米国産の米を、当然、アメリカの店舗でもこのウォルマートは扱っている、それを日本に輸入をしたい、関税が高過ぎるからこれを撤廃させなきゃいかぬ、だからTPPに日本を参加させよ、こういうことを業界としてアメリカ政府に明確に圧力をかけ、アメリカ政府に、TPPに参加するように日本に対して働きかけなさい、こういうことを言っているわけです。
これは、日本が、いや、守るべきものの中にはお米というものはまだ入るかどうかわからぬのだ、最初からこんな姿勢では、日本の米なんというのは守れないでしょう、日本の農業は。どうなんですか、その点は。

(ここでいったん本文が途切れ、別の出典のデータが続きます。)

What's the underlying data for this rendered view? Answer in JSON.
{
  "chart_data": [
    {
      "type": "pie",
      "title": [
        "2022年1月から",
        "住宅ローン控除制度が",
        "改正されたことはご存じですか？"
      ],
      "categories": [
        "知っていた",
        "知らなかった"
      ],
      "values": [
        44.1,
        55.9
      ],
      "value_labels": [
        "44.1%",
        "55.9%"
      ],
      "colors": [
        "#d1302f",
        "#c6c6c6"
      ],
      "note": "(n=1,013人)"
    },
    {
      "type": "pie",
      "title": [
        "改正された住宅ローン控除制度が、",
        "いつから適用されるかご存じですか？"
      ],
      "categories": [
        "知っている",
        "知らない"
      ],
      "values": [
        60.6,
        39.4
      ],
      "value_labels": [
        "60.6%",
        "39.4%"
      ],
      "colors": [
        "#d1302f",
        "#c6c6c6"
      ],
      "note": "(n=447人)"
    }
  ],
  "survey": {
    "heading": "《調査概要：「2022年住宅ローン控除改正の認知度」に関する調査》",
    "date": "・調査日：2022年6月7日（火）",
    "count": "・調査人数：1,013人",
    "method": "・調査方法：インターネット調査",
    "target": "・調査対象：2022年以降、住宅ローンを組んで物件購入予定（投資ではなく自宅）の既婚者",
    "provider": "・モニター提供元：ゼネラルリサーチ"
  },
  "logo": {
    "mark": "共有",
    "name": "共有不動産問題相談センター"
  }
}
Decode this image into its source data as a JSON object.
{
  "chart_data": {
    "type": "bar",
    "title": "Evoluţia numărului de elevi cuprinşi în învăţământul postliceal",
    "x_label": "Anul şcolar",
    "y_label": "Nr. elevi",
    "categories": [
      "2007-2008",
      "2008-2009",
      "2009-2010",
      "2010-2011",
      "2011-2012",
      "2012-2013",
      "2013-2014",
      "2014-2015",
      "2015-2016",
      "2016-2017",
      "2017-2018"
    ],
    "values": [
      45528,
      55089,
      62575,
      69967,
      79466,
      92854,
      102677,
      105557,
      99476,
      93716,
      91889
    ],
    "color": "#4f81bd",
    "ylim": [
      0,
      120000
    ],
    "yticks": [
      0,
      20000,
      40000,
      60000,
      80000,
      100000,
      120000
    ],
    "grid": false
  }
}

○安住財務大臣 先ほどの外務省の公表した文書というのは、つまり、アメリカ政府が業界団体からヒアリングをして、こうしてほしいという業界のニーズですよね。ということは、要するに、一方的に自分たちにとって利のあることを政府に陳情しましたと。先生、日本だって逆に、多分、業界団体が陳情すれば、同じようにアメリカ側にそういうことを言う。しかし、だからといって、それをもって日本がそれに屈するという話ではないので、守るべきものは守っていくということだと思うんです。
○佐々木(憲)委員 だから、守るべきものは米だと言えばいいじゃないの。何で言えないんですか。アメリカは業界が米だ米だと言っているんですよ。日本政府がだめだと言わないと主食を守れないでしょうが。それを言わないというのは、何が守るべきものは守るだ。そんな抽象的な話をして国民を煙に巻いてだましたってだめですよ、それは。大体、守るべきものであると言うなら、TPPの議題にそういうものはのせるべきではない、それから、TPPに参加すること自体が間違っていると我々は思っております。
したがって、今のような答弁では、これは本当に心もとない、日本の農業はこんなことをやっていたら壊滅状態になる、そういう危険性を感じましたので、きょうはこれで質問を終わりたいと思います。